Si la criminalité est effectivement en hausse en Basse-Saxe, le président des Etats-Unis l'extrapole à toute l'Allemagne.
Vrai Faux : l’incroyable affirmation, sur twitter, du président Trump.
Son court message a fait instantanément le tour du monde : "Les officiels ne veulent pas le dire", écrit-il, mais "la criminalité est en hausse de 10% en Allemagne depuis que les migrants ont été acceptés". Angela Merkel elle-même a dû démentir.
La criminalité a-t-elle augmenté de 10% en Allemagne à cause des migrants ?
Non. Mais si je vous en parle, ce matin, c’est parce qu’on est devant un cas d’école de fait alternatif. La statistique globale montre que la criminalité n’a jamais été aussi faible depuis 30 ans en Allemagne, mais une autre étude officielle accrédite les propos de Donald Trump. C’est pour cela que le Président s'autorise un ton si péremptoire : pour qu'une fake news fonctionne, elle doit s'appuyer sur une part de vrai.

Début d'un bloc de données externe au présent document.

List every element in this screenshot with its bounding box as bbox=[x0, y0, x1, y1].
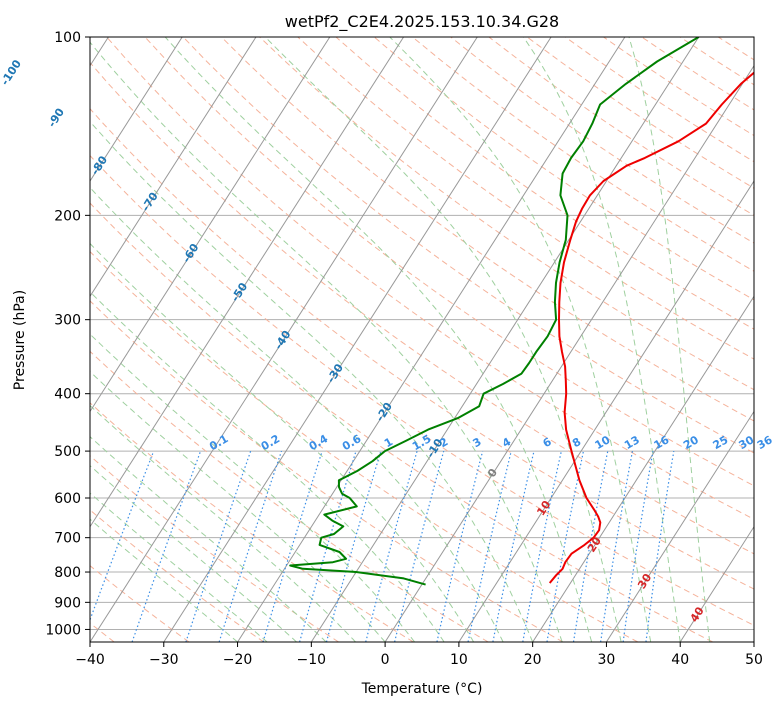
dry-adiabat-line bbox=[373, 37, 754, 301]
x-axis-label: Temperature (°C) bbox=[361, 681, 483, 697]
profile-lines bbox=[289, 37, 754, 586]
moist-adiabat-line bbox=[389, 37, 652, 642]
dry-adiabat-line bbox=[90, 565, 190, 642]
x-tick-label: −10 bbox=[297, 652, 327, 668]
moist-adiabat-line bbox=[90, 120, 534, 642]
isotherm-line bbox=[90, 37, 183, 182]
y-tick-label: 300 bbox=[54, 313, 81, 329]
moist-adiabat-line bbox=[522, 37, 681, 642]
plot-frame bbox=[89, 36, 755, 643]
moist-adiabat-line bbox=[90, 186, 504, 642]
mixing-ratio-line bbox=[365, 450, 418, 642]
moist-adiabat-line bbox=[90, 242, 475, 642]
y-tick-label: 800 bbox=[54, 565, 81, 581]
isotherm-line bbox=[458, 180, 754, 642]
y-tick-label: 400 bbox=[54, 387, 81, 403]
dry-adiabat-line bbox=[90, 202, 713, 642]
isotherm-line bbox=[90, 37, 331, 413]
isotherm-line bbox=[90, 37, 478, 642]
y-tick-label: 100 bbox=[54, 30, 81, 46]
x-tick-label: 0 bbox=[381, 652, 390, 668]
mixing-ratio-line bbox=[622, 451, 654, 642]
dry-adiabat-line bbox=[90, 509, 265, 642]
x-tick-label: 50 bbox=[745, 652, 763, 668]
isotherm-line bbox=[237, 37, 626, 642]
y-tick-label: 900 bbox=[54, 595, 81, 611]
mixing-ratio-line bbox=[645, 451, 675, 642]
moist-adiabat-line bbox=[90, 41, 563, 642]
dewpoint-profile-line bbox=[289, 37, 700, 586]
y-tick-label: 700 bbox=[54, 531, 81, 547]
y-tick-label: 500 bbox=[54, 444, 81, 460]
mixing-ratio-line bbox=[262, 450, 323, 642]
x-tick-label: −40 bbox=[75, 652, 105, 668]
mixing-ratio-line bbox=[394, 450, 445, 642]
moist-adiabat-line bbox=[90, 370, 386, 642]
dry-adiabat-line bbox=[90, 455, 339, 642]
mixing-ratio-line bbox=[467, 450, 512, 642]
chart-title: wetPf2_C2E4.2025.153.10.34.G28 bbox=[285, 12, 559, 32]
mixing-ratio-line bbox=[185, 450, 252, 642]
dry-adiabat-line bbox=[90, 61, 754, 555]
dry-adiabat-line bbox=[90, 350, 489, 642]
y-axis-label: Pressure (hPa) bbox=[12, 290, 28, 390]
moist-adiabat-line bbox=[90, 333, 415, 642]
mixing-ratio-line bbox=[492, 450, 535, 642]
isotherm-line bbox=[605, 410, 754, 642]
dry-adiabat-line bbox=[182, 37, 754, 454]
dry-adiabat-line bbox=[106, 37, 754, 520]
y-tick-label: 1000 bbox=[45, 622, 81, 638]
x-tick-label: −30 bbox=[149, 652, 179, 668]
moist-adiabat-line bbox=[90, 492, 268, 642]
x-tick-label: 40 bbox=[671, 652, 689, 668]
dry-adiabat-line bbox=[90, 154, 754, 626]
moist-adiabat-line bbox=[628, 37, 711, 642]
moist-adiabat-line bbox=[264, 37, 622, 642]
x-tick-label: 30 bbox=[598, 652, 616, 668]
mixing-ratio-line bbox=[325, 450, 382, 642]
dry-adiabat-line bbox=[90, 250, 639, 642]
dry-adiabat-line bbox=[90, 300, 564, 642]
mixing-ratio-line bbox=[218, 450, 283, 642]
moist-adiabat-line bbox=[90, 291, 445, 642]
moist-adiabat-line bbox=[164, 37, 593, 642]
dry-adiabat-line bbox=[90, 107, 754, 590]
mixing-ratio-line bbox=[131, 450, 202, 642]
isotherm-line bbox=[384, 64, 754, 642]
x-tick-label: −20 bbox=[223, 652, 253, 668]
y-tick-label: 200 bbox=[54, 208, 81, 224]
mixing-ratio-line bbox=[436, 450, 484, 642]
x-tick-label: 20 bbox=[524, 652, 542, 668]
moist-adiabat-line bbox=[90, 404, 356, 642]
dry-adiabat-line bbox=[221, 37, 754, 422]
isotherm-line bbox=[90, 37, 257, 298]
isotherm-line bbox=[163, 37, 552, 642]
x-tick-label: 10 bbox=[450, 652, 468, 668]
axis-ticks: −40 −30 −20 −10 0 10 20 30 40 50 100 200 300 400 500 60… bbox=[45, 30, 763, 668]
moist-adiabat-line bbox=[90, 465, 297, 642]
isotherm-line bbox=[90, 37, 405, 528]
isotherm-line bbox=[310, 37, 700, 642]
isotherm-line bbox=[679, 525, 754, 642]
dry-adiabat-line bbox=[259, 37, 754, 391]
isotherm-line bbox=[532, 295, 754, 642]
y-tick-label: 600 bbox=[54, 491, 81, 507]
temperature-profile-line bbox=[548, 71, 754, 584]
moist-adiabat-line bbox=[90, 436, 327, 642]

Alors regardons le détail. Les dernières statistiques montrent un net recul de la criminalité en Allemagne, de 5% en 2017 (et même de 10% si l’on inclue les infractions liées à la présence sur le territoire.) Les faits impliquant des étrangers sont en baisse eux aussi, comme les actes violents, mais ils reculent de 2,4% après deux années de hausse, ce qui brouille le message. Et le chiffre que cite Donald Trump ne sort pas du chapeau : il émane d’une étude conduite à la demande du ministère allemand de la Famille dans l’Etat de Basse-Saxe.
Cet Etat est représentatif, il a accueilli beaucoup de migrants en 2015 et 2016, et la criminalité alors, à subitement bondit de 10%. On a cherché à comprendre pourquoi. L’étude a établi, à partir des affaires élucidées, que les nouveaux migrants étaient responsables de cette hausse à 92%.
Donc la vérité, c’est que la criminalité a augmenté de 10%, en Basse-Saxe, en 2015, à cause des migrants.
Et à partir de là, Donald Trump extrapole à toute l’Allemagne. Ce qui n’a pas de sens, parce que la situation a changé, comme le montrent les dernières statistiques, et parce que cette étude donne une foule d’informations qui nuancent sa portée. Les auteurs constatent que plus d’un quart des migrants accueillis dans cet Etat sont des hommes jeunes, entre 15 et 30 ans. Or c’est la classe d’âge la plus criminogène, quelle que soit la nationalité. Tous ne se comportent pas non plus de la même façon. Les migrants qui ont obtenu l’Asile commettent beaucoup moins de crimes que ceux qui ont été refoulés : l’absence de structures est un facteur puissant.
Enfin les victimes, et c’est une autre constante, rapportent beaucoup plus souvent les faits quand un étranger est en cause : ils cherchent le soutient de la police, même pour des actes mineurs (ce taux de recours aux forces de l’ordre, en cas d’auteur étranger, est 2,3 fois plus élevé.) Un autre enseignement est intéressant : plus les migrants s'intègrent, plus la violence s'estompe. Les auteurs appelaient donc à renforcer les structures d’accueil, et à élargir le regroupement familial pour lutter contre la solitude des jeunes migrants. Une stratégie radicalement opposée à celle que soutient Donald Trump. A partir des mêmes données.